Source: Wisconsin Department Of Health Services website and databases at https://www.dhs.wisconsin.gov/covid-19/data.htm.
May 21 Update — Updated impression from the data: Dane County appears to have stabilized in the percent of positive tests reported. The pattern has remained very consistent for the last three weeks. The positive test percent has continued between 1-2% since 4/28, based on a 7-day average (specifically 0.9% at the lowest to 1.8% at the most). During that time period the number of tests reported ranged from a low of 233 per day (on May 2) up to 1425, which just occurred today (also the greatest number of tests reported in Dane County on any single date thus far).

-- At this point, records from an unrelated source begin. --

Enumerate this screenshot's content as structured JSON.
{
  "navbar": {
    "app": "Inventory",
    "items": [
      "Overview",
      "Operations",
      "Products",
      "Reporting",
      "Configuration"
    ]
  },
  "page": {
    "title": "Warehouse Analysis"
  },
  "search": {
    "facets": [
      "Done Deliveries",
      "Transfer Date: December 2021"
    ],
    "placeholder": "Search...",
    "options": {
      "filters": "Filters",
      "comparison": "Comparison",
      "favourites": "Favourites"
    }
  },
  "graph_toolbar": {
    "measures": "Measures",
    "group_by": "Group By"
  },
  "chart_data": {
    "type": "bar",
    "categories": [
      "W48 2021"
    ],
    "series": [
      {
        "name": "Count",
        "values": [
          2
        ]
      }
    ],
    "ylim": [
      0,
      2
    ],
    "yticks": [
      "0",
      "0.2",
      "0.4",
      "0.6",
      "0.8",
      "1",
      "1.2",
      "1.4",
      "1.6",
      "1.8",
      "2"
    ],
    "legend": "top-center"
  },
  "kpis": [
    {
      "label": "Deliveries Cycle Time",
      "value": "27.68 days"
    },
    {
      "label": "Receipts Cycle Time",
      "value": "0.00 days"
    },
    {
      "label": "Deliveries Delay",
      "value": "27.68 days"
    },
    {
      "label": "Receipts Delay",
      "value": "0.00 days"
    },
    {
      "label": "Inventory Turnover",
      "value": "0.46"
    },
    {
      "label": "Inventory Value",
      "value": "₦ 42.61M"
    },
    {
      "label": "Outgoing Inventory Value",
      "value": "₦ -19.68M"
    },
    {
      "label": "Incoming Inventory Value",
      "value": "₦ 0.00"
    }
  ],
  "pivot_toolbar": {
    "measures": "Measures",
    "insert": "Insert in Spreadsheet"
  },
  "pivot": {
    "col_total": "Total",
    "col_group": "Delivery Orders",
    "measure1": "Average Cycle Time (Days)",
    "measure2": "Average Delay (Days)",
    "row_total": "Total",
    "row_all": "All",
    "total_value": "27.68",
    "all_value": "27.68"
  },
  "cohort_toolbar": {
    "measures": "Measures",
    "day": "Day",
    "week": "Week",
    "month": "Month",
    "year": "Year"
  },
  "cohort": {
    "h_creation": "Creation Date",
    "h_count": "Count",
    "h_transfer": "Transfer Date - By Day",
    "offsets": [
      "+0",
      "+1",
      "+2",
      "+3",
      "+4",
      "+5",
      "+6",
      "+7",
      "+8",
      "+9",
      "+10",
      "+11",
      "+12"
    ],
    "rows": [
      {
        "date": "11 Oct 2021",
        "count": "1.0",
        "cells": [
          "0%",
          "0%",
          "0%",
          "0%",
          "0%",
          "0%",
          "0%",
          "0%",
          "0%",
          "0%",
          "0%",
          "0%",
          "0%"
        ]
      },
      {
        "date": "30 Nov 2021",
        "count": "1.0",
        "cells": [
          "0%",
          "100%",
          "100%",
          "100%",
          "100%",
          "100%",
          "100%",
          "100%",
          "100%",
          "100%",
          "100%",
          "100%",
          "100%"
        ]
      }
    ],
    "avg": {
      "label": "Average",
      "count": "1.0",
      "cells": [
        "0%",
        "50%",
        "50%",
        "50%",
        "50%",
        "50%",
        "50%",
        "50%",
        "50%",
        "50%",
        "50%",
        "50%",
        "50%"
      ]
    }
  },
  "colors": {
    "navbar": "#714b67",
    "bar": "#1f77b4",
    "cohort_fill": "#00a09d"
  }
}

Data suggest that the rate of positive test results could have stabilized and may well remain within this 1-2% range for the foreseeable future. A weeklong increase to 2% or more of positive test results might be considered a potential signal of an increasing infection rate in Dane County. Other factors might also contribute to such a change, but the 2% threshold could well be a useful metric.
This shows the total number of cases (positive test results) that have been reported in Wisconsin and in Dane County. This also shows the differing patterns of increased cases between WI and Dane County. WI seems to have begun more slowly, with an increasing rate up until the present. Dane County appears to have begun more quickly, with a possibly slowing rate of increase at this time.
However the total number of cases and number of new cases each day may be misleading, simply because more tests are being done. So, the proportion of positive cases relative to the number of tests being done may be a more meaningful measure. That is what the chart below shows, taking into account the 7 days up to and including the date shown.
It appears that, about 4/27 to 4/28, Dane County showed a substantial reduction in the number of positive cases relative to the number of tests done, from 3.5% to 1.5% (which would have begun during the preceding week). Since that time, Dane County has remained below 2% in terms of detected cases relative to number of tests administered, dipping just below 1% (0.9%) at best on May 7, with what appears to be a somewhat increasing trend, up to 1.8%, on 5/13, since that time. Dane County continues to remain below 2% positive test results of people tested, on average per week, since April 28.
A reduction in the number of detected cases in Wisconsin overall appears to have begun to be detectable about May 7, with a reduction that would have started to occur the week before, from a weeklong average over 10% (10.2%) on May 6, dipping below 10% (9.5%) on May 7. Since that time, WI seems to be showing a decreasing number of positive cases relative to the number of people being tested, to a low point up to this time of 5.7% for the week up to and including May 18.